Pot Roast Platter

Pot Roast Platter


6 people


  • 3 pounds beef chuck roast
  • 3 medium onions, sliced
  • 2 tablespoons Sugar
  • 2 teaspoons Salt
  • 1/4 teaspoon Black Pepper
  • 1 clove garlic, minced
  • 1 bay leaf
  • 3 tablespoons vinegar
  • 12 whole medium carrots, peeled
  • 6 whole medium potatoes, peeled
Complete oven meal - economizes on money and energy.
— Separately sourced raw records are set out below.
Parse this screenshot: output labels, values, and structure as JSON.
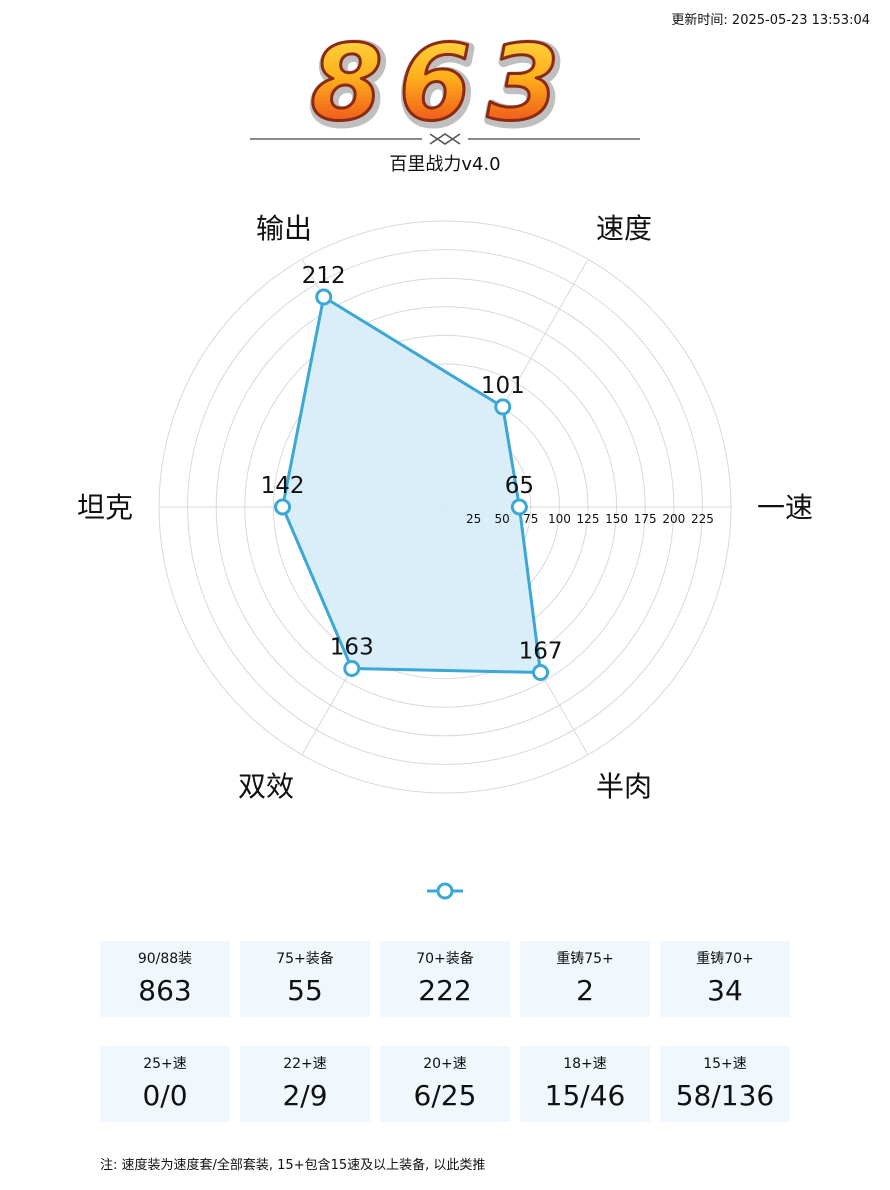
{
  "header": {
    "update_label": "更新时间: 2025-05-23 13:53:04",
    "score": "863",
    "subtitle": "百里战力v4.0"
  },
  "chart_data": {
    "type": "radar",
    "title": "",
    "axes": [
      "一速",
      "速度",
      "输出",
      "坦克",
      "双效",
      "半肉"
    ],
    "values": [
      65,
      101,
      212,
      142,
      163,
      167
    ],
    "ticks": [
      25,
      50,
      75,
      100,
      125,
      150,
      175,
      200,
      225
    ],
    "rmax": 250,
    "grid": true,
    "legend": "bottom",
    "colors": {
      "line": "#3aa7d6",
      "fill": "#d5ecf8",
      "grid": "#d9d9d9"
    }
  },
  "stats": {
    "row1": [
      {
        "label": "90/88装",
        "value": "863"
      },
      {
        "label": "75+装备",
        "value": "55"
      },
      {
        "label": "70+装备",
        "value": "222"
      },
      {
        "label": "重铸75+",
        "value": "2"
      },
      {
        "label": "重铸70+",
        "value": "34"
      }
    ],
    "row2": [
      {
        "label": "25+速",
        "value": "0/0"
      },
      {
        "label": "22+速",
        "value": "2/9"
      },
      {
        "label": "20+速",
        "value": "6/25"
      },
      {
        "label": "18+速",
        "value": "15/46"
      },
      {
        "label": "15+速",
        "value": "58/136"
      }
    ]
  },
  "footnote": "注: 速度装为速度套/全部套装, 15+包含15速及以上装备, 以此类推"
}
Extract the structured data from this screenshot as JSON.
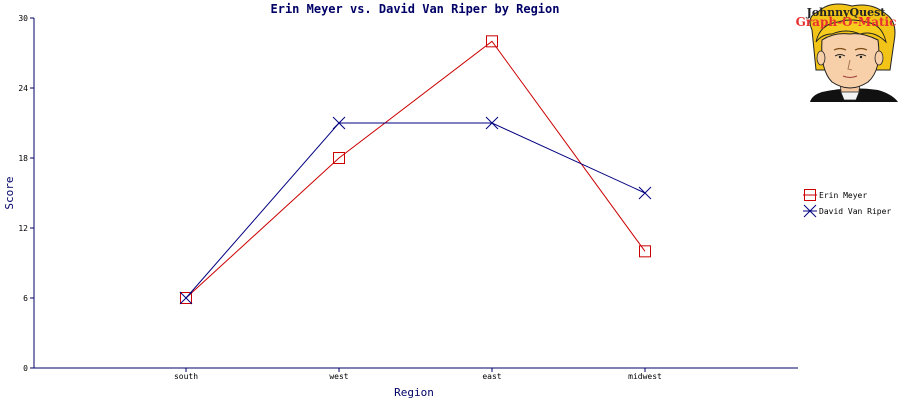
{
  "chart_data": {
    "type": "line",
    "title": "Erin Meyer vs. David Van Riper by Region",
    "xlabel": "Region",
    "ylabel": "Score",
    "categories": [
      "south",
      "west",
      "east",
      "midwest"
    ],
    "ylim": [
      0,
      30
    ],
    "yticks": [
      0,
      6,
      12,
      18,
      24,
      30
    ],
    "grid": false,
    "legend_position": "right",
    "series": [
      {
        "name": "Erin Meyer",
        "values": [
          6,
          18,
          28,
          10
        ],
        "color": "#cc0000",
        "marker": "square"
      },
      {
        "name": "David Van Riper",
        "values": [
          6,
          21,
          21,
          15
        ],
        "color": "#000080",
        "marker": "x"
      }
    ]
  },
  "logo": {
    "line1": "JohnnyQuest",
    "line2": "Graph-O-Matic"
  }
}
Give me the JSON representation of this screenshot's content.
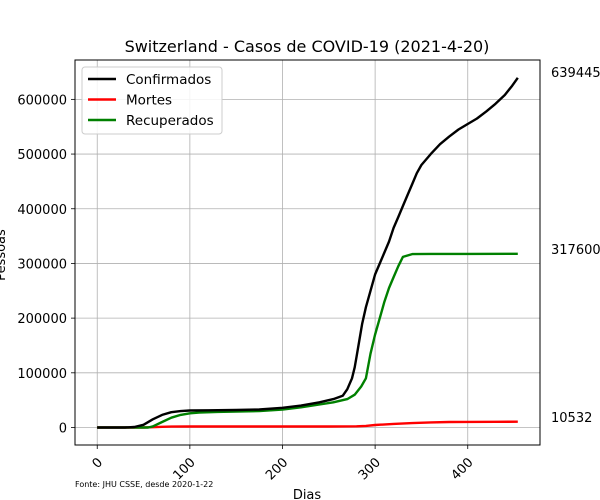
{
  "chart_data": {
    "type": "line",
    "title": "Switzerland - Casos de COVID-19 (2021-4-20)",
    "xlabel": "Dias",
    "ylabel": "Pessoas",
    "xlim": [
      -24,
      478
    ],
    "ylim": [
      -32000,
      672000
    ],
    "x_ticks": [
      0,
      100,
      200,
      300,
      400
    ],
    "x_tick_labels": [
      "0",
      "100",
      "200",
      "300",
      "400"
    ],
    "y_ticks": [
      0,
      100000,
      200000,
      300000,
      400000,
      500000,
      600000
    ],
    "y_tick_labels": [
      "0",
      "100000",
      "200000",
      "300000",
      "400000",
      "500000",
      "600000"
    ],
    "grid": true,
    "legend_position": "top-left",
    "source_note": "Fonte: JHU CSSE, desde 2020-1-22",
    "series": [
      {
        "name": "Confirmados",
        "color": "#000000",
        "end_label": "639445",
        "points": [
          [
            0,
            0
          ],
          [
            30,
            0
          ],
          [
            40,
            1000
          ],
          [
            50,
            5000
          ],
          [
            60,
            15000
          ],
          [
            70,
            23000
          ],
          [
            80,
            28000
          ],
          [
            90,
            30000
          ],
          [
            100,
            31000
          ],
          [
            120,
            31500
          ],
          [
            150,
            32000
          ],
          [
            175,
            33000
          ],
          [
            200,
            36000
          ],
          [
            220,
            40000
          ],
          [
            240,
            46000
          ],
          [
            255,
            52000
          ],
          [
            265,
            58000
          ],
          [
            270,
            70000
          ],
          [
            275,
            90000
          ],
          [
            278,
            110000
          ],
          [
            280,
            130000
          ],
          [
            283,
            160000
          ],
          [
            286,
            190000
          ],
          [
            290,
            220000
          ],
          [
            295,
            250000
          ],
          [
            300,
            280000
          ],
          [
            305,
            300000
          ],
          [
            310,
            320000
          ],
          [
            315,
            340000
          ],
          [
            320,
            365000
          ],
          [
            325,
            385000
          ],
          [
            330,
            405000
          ],
          [
            335,
            425000
          ],
          [
            340,
            445000
          ],
          [
            345,
            465000
          ],
          [
            350,
            480000
          ],
          [
            360,
            500000
          ],
          [
            370,
            518000
          ],
          [
            380,
            532000
          ],
          [
            390,
            545000
          ],
          [
            400,
            555000
          ],
          [
            410,
            565000
          ],
          [
            420,
            578000
          ],
          [
            430,
            592000
          ],
          [
            440,
            608000
          ],
          [
            448,
            625000
          ],
          [
            454,
            639445
          ]
        ]
      },
      {
        "name": "Mortes",
        "color": "#ff0000",
        "end_label": "10532",
        "points": [
          [
            0,
            0
          ],
          [
            50,
            0
          ],
          [
            60,
            500
          ],
          [
            70,
            1200
          ],
          [
            80,
            1600
          ],
          [
            100,
            1750
          ],
          [
            150,
            1800
          ],
          [
            200,
            1850
          ],
          [
            250,
            1900
          ],
          [
            280,
            2200
          ],
          [
            290,
            3000
          ],
          [
            300,
            4500
          ],
          [
            320,
            6500
          ],
          [
            340,
            8000
          ],
          [
            360,
            9300
          ],
          [
            380,
            10000
          ],
          [
            400,
            10300
          ],
          [
            430,
            10450
          ],
          [
            454,
            10532
          ]
        ]
      },
      {
        "name": "Recuperados",
        "color": "#008000",
        "end_label": "317600",
        "points": [
          [
            0,
            0
          ],
          [
            55,
            0
          ],
          [
            60,
            2000
          ],
          [
            70,
            10000
          ],
          [
            80,
            18000
          ],
          [
            90,
            23000
          ],
          [
            100,
            26000
          ],
          [
            110,
            27500
          ],
          [
            130,
            28500
          ],
          [
            150,
            29000
          ],
          [
            175,
            30000
          ],
          [
            200,
            33000
          ],
          [
            220,
            37000
          ],
          [
            240,
            42000
          ],
          [
            255,
            46000
          ],
          [
            270,
            52000
          ],
          [
            278,
            60000
          ],
          [
            285,
            75000
          ],
          [
            290,
            90000
          ],
          [
            295,
            135000
          ],
          [
            300,
            170000
          ],
          [
            305,
            200000
          ],
          [
            310,
            230000
          ],
          [
            315,
            255000
          ],
          [
            320,
            275000
          ],
          [
            325,
            295000
          ],
          [
            330,
            312000
          ],
          [
            340,
            317000
          ],
          [
            360,
            317400
          ],
          [
            400,
            317500
          ],
          [
            454,
            317600
          ]
        ]
      }
    ]
  }
}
  1. In large Dutch oven or heavy pan, place pot roast on bed of sliced onions. In small bowl, combine sugar, salt and pepper; sprinkle half on top of roast, turn and sprinkle other side with remainder. Add garlic, bay leaf and vinegar. Bake, covered, in a preheated 325 F oven until tender (2 1/2-3 hours). Add vegetables during the last 1 1/2 hours. Remove meat from pan; slice at a slight angle in thin slices across grain. Serve with Gravy or Horseradish Sauce.

Chef’s tip

Gravy: Juices may be thickened with mixture of 2 tablespoons flour, 4 tablespoons water, 1 teaspoon browning and seasoning sauce.

Horseradish Sauce: In medium saucepan, combine 1 (10 3/4 ounce) can cream of celery soup, 1/3 cup prepared horseradish, 1/4 cup milk and 1 tablespoon prepared mustard; heat thoroughly.

* Recipes created for given quantity. Changes to quantities are for planning purposes only and have not been tested.